26-Bursa'ya uçuş

143 15 35
                                    

Altay'dan.

Sabah ilk ben uyandığımı sanıyordum. Balkona gittiğimde benden önce uyanan Arda'yı farkettim.

"Baba günaydın."

"Günaydın canımın içi. Nasılsın bakalım?"

Diyip yanına oturdum.

"İyiyiz babiş, iyi olmaya çalışıyoruz. Sen?"

"İyi miyim, kötü müyüm hiç bir fikrim yok oğlum. Düşünebiliyor musun? Formdan düşeceğim diye korkuyorum. Ki zaten düşeceğim çünkü uzun bir süre buraya gelmeyi düşünmüyorum."

"Baba yapma ya."

"Oğlum kaç kere söyledim, kafa dinlemem lazım. Zaten bu kafayla, düşünce dolu bir kafayla maça çıksamda bi bok beceremem. Özlersen ararsın beni."

"Her gün mü arayacağım yani?"

Diyip gülümseyerek bana baktı Arda.

"İstediğin her zaman arayabilirsin babacım. Ben müsait olduğum sürece açacağım, merak etme."

Arda'nın omuzunu patpatladım. Sonra balkon kapısı açıldı. İçeri Sebastian girdi.

"Seboş'um günaydın."

"Günaydın Altay. Günaydın Arda'm."

"Sana da günaydın Seb."

Sebastian benim yanıma sandalye çekip oturdu.

"Ne oldu Seboş?"

"Ryan şu an uyuyor. Fakat ben ona sarılmak istiyorum. Ama herhalde uykulu olduğu için anca dönüp duruyor yatakta, düzgün sarılamadım ki! Bana sarılmam için kocaman tombik bir şey lazım! Yani senin gibi yapılı birisi. O yüzden sana sarılmaya karar verdim. Uyku da olsan bile uyandırırdım."

"Gel sarıl tabiki. Fakat benden daha yapılı birisi var, Volkan abi."

"Uykudayken elleyebileceğimi düşünmüyorum."

"Ayrıca neden sana bir anda böyle bir sarılma isteği geldi?"

"Bilmiyorum."

Diyip bana sarıldı. Arda sandalyesini bana yaklaştırdı. Bir kolum ile Sebastian'a, diğer kolum ile de Arda'ya sarıldım. İkisini de kendi çocuğum, arkadaşım ve kardeşim olarak severim. Arda'yı daha çok severim de, ikisininde benim için abartılacak bir farkı yok. Sebastian zaten Arda'dan sadece 2 yaş büyük, aramızda 3 yaş var.

Sonra balkona Kent geldi.

"Hayatım neredesin? Beş saattir seni arıyorum!"

Seb dudağını büzüp bana biraz daha sokuldu, gülümsedim.

"Küstüm sana ben Kent!"

"Aaa niye hayatım?"

"Çünkü ben sana sarılmaya çalışıyorum, sen dönüp duruyorsun bir sarılamadım! Yoksa sen beni sevmiyor musun?"

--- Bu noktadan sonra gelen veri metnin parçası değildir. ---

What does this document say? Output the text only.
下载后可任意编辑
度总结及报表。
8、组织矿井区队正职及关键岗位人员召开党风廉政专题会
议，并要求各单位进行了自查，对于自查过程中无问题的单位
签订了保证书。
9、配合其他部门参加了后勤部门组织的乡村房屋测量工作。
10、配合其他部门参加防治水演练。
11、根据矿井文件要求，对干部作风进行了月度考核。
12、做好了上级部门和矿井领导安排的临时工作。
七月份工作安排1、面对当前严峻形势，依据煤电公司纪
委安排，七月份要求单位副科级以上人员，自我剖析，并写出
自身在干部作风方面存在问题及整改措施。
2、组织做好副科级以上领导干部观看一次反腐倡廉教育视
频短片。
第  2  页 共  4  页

"Hayatım o nasıl söz öyle? Senin için canımı bile veririm, senden önemli bir şey yok bu dünyada."

Sonra Sebastian gidip Ryan'a sarıldı.

"Altay Bursa'ya uçuş ne zamandı?"

"Saat 8'de. Yani bir saat var."

"Anladım. Zaten herkes uyandı. Bir Kerem uyanmadı."